Mei Xiang, who gave birth in 2013 to red-panda-sex-ruiner Bao Bao, was artificially inseminated in April with sperm samples collected from her famously feeble mate Tian Tian and Hui Hui, a giant panda living in China whose genetic material is considered far more “genetically valuable” to the species. As with Bao Bao, if Mei Xiang is indeed pregnant, the zoo will have to order up another Maury Povich-style paternity test. (The zoo used samples from two male pandas in Mei Xiang’s 2013 pregnancy, which produced Bao Bao, who was later confirmed to be Tian Tian’s offspring.)
In recent days, Mei Xiang has retreated to the indoor panda habitat, where she has been building a nest, sleeping more, and eating less. While she is still on display today, the zoo will close off her part of the exhibit to all visitors during the final stages of the (possibly fake) pregnancy. (Giant pandas are known to sometimes fake pregnancies in order to upgrade their already lavish treatment.) The panda cams will remain switched on, though, because the life of a giant panda is nothing if not an exercise in human voyeurism.
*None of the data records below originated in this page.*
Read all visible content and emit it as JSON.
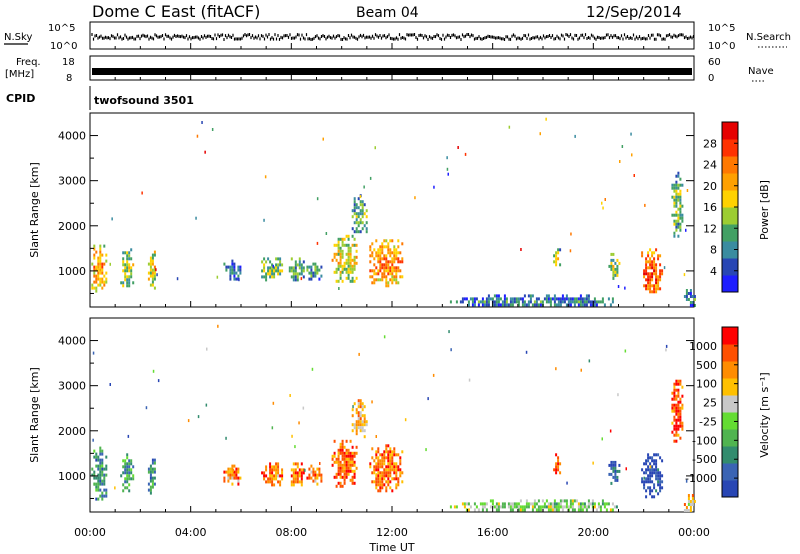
{
  "header": {
    "title": "Dome C East (fitACF)",
    "beam": "Beam 04",
    "date": "12/Sep/2014"
  },
  "top_panels": {
    "nsky": {
      "label": "N.Sky",
      "ticks": [
        "10^5",
        "10^0"
      ],
      "right_label": "N.Search",
      "right_ticks": [
        "10^5",
        "10^0"
      ]
    },
    "freq": {
      "label_line1": "Freq.",
      "label_line2": "[MHz]",
      "ticks": [
        "18",
        "8"
      ],
      "right_label": "Nave",
      "right_ticks": [
        "60",
        "0"
      ]
    },
    "cpid": {
      "label": "CPID",
      "value": "twofsound 3501"
    }
  },
  "xaxis": {
    "label": "Time UT",
    "ticks": [
      "00:00",
      "04:00",
      "08:00",
      "12:00",
      "16:00",
      "20:00",
      "00:00"
    ],
    "range_hours": [
      0,
      24
    ]
  },
  "chart_data": [
    {
      "type": "heatmap",
      "quantity": "power",
      "ylabel": "Slant Range [km]",
      "yticks": [
        "4000",
        "3000",
        "2000",
        "1000"
      ],
      "ylim": [
        200,
        4500
      ],
      "colorbar": {
        "label": "Power [dB]",
        "ticks": [
          "28",
          "24",
          "20",
          "16",
          "12",
          "8",
          "4"
        ],
        "range": [
          0,
          32
        ],
        "colors": [
          "#1e1eff",
          "#2846b4",
          "#3a8ca0",
          "#42a064",
          "#9ccd32",
          "#ffd200",
          "#ffa000",
          "#ff7800",
          "#ff3200",
          "#e60000"
        ]
      },
      "clusters": [
        {
          "t": [
            0.05,
            0.65
          ],
          "r": [
            500,
            1650
          ],
          "level": 0.55
        },
        {
          "t": [
            1.2,
            1.7
          ],
          "r": [
            650,
            1500
          ],
          "level": 0.35
        },
        {
          "t": [
            2.3,
            2.6
          ],
          "r": [
            650,
            1450
          ],
          "level": 0.45
        },
        {
          "t": [
            5.3,
            6.0
          ],
          "r": [
            850,
            1250
          ],
          "level": 0.15
        },
        {
          "t": [
            6.8,
            7.6
          ],
          "r": [
            800,
            1300
          ],
          "level": 0.3
        },
        {
          "t": [
            7.9,
            8.5
          ],
          "r": [
            800,
            1300
          ],
          "level": 0.25
        },
        {
          "t": [
            8.6,
            9.2
          ],
          "r": [
            850,
            1250
          ],
          "level": 0.2
        },
        {
          "t": [
            9.6,
            10.6
          ],
          "r": [
            750,
            1800
          ],
          "level": 0.45
        },
        {
          "t": [
            10.4,
            11.0
          ],
          "r": [
            1850,
            2700
          ],
          "level": 0.25
        },
        {
          "t": [
            11.1,
            12.4
          ],
          "r": [
            650,
            1700
          ],
          "level": 0.6
        },
        {
          "t": [
            14.3,
            21.0
          ],
          "r": [
            230,
            480
          ],
          "level": 0.15
        },
        {
          "t": [
            18.4,
            18.7
          ],
          "r": [
            1050,
            1500
          ],
          "level": 0.35
        },
        {
          "t": [
            20.6,
            21.0
          ],
          "r": [
            850,
            1400
          ],
          "level": 0.35
        },
        {
          "t": [
            21.9,
            22.7
          ],
          "r": [
            550,
            1500
          ],
          "level": 0.7
        },
        {
          "t": [
            23.1,
            23.5
          ],
          "r": [
            1800,
            3200
          ],
          "level": 0.3
        },
        {
          "t": [
            23.6,
            24.0
          ],
          "r": [
            230,
            600
          ],
          "level": 0.2
        }
      ]
    },
    {
      "type": "heatmap",
      "quantity": "velocity",
      "ylabel": "Slant Range [km]",
      "yticks": [
        "4000",
        "3000",
        "2000",
        "1000"
      ],
      "ylim": [
        200,
        4500
      ],
      "colorbar": {
        "label": "Velocity [m s⁻¹]",
        "ticks": [
          "1000",
          "500",
          "100",
          "25",
          "-25",
          "-100",
          "-500",
          "-1000"
        ],
        "colors": [
          "#2846b4",
          "#3a64b4",
          "#328c6e",
          "#50b450",
          "#64dc32",
          "#c8c8c8",
          "#ffc000",
          "#ff8c00",
          "#ff5000",
          "#ff0000"
        ]
      },
      "clusters": [
        {
          "t": [
            0.05,
            0.65
          ],
          "r": [
            500,
            1650
          ],
          "level": 0.25
        },
        {
          "t": [
            1.2,
            1.7
          ],
          "r": [
            650,
            1500
          ],
          "level": 0.3
        },
        {
          "t": [
            2.3,
            2.6
          ],
          "r": [
            650,
            1450
          ],
          "level": 0.25
        },
        {
          "t": [
            5.3,
            6.0
          ],
          "r": [
            850,
            1250
          ],
          "level": 0.75
        },
        {
          "t": [
            6.8,
            7.6
          ],
          "r": [
            800,
            1300
          ],
          "level": 0.75
        },
        {
          "t": [
            7.9,
            8.5
          ],
          "r": [
            800,
            1300
          ],
          "level": 0.78
        },
        {
          "t": [
            8.6,
            9.2
          ],
          "r": [
            850,
            1250
          ],
          "level": 0.75
        },
        {
          "t": [
            9.6,
            10.6
          ],
          "r": [
            750,
            1800
          ],
          "level": 0.8
        },
        {
          "t": [
            10.4,
            11.0
          ],
          "r": [
            1850,
            2700
          ],
          "level": 0.7
        },
        {
          "t": [
            11.1,
            12.4
          ],
          "r": [
            650,
            1700
          ],
          "level": 0.8
        },
        {
          "t": [
            14.3,
            21.0
          ],
          "r": [
            230,
            480
          ],
          "level": 0.45
        },
        {
          "t": [
            18.4,
            18.7
          ],
          "r": [
            1050,
            1500
          ],
          "level": 0.9
        },
        {
          "t": [
            20.6,
            21.0
          ],
          "r": [
            850,
            1400
          ],
          "level": 0.1
        },
        {
          "t": [
            21.9,
            22.7
          ],
          "r": [
            550,
            1500
          ],
          "level": 0.05
        },
        {
          "t": [
            23.1,
            23.5
          ],
          "r": [
            1800,
            3200
          ],
          "level": 0.85
        },
        {
          "t": [
            23.6,
            24.0
          ],
          "r": [
            230,
            600
          ],
          "level": 0.65
        }
      ]
    }
  ]
}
Tian Tian and Bao Bao will still be outdoor pandas.
In addition to Bao Bao, Mei Xiang has given birth to ten-year-old male panda Butterstick (d/b/a Tai Shan), who was shipped to China—which owns all giant pandas everywhere—in 2009. But after giving birth to Butterstick in 2005, Mei Xiang experienced consecutive pseudopregnancies until 2012, when she birthed a cub that died after six days.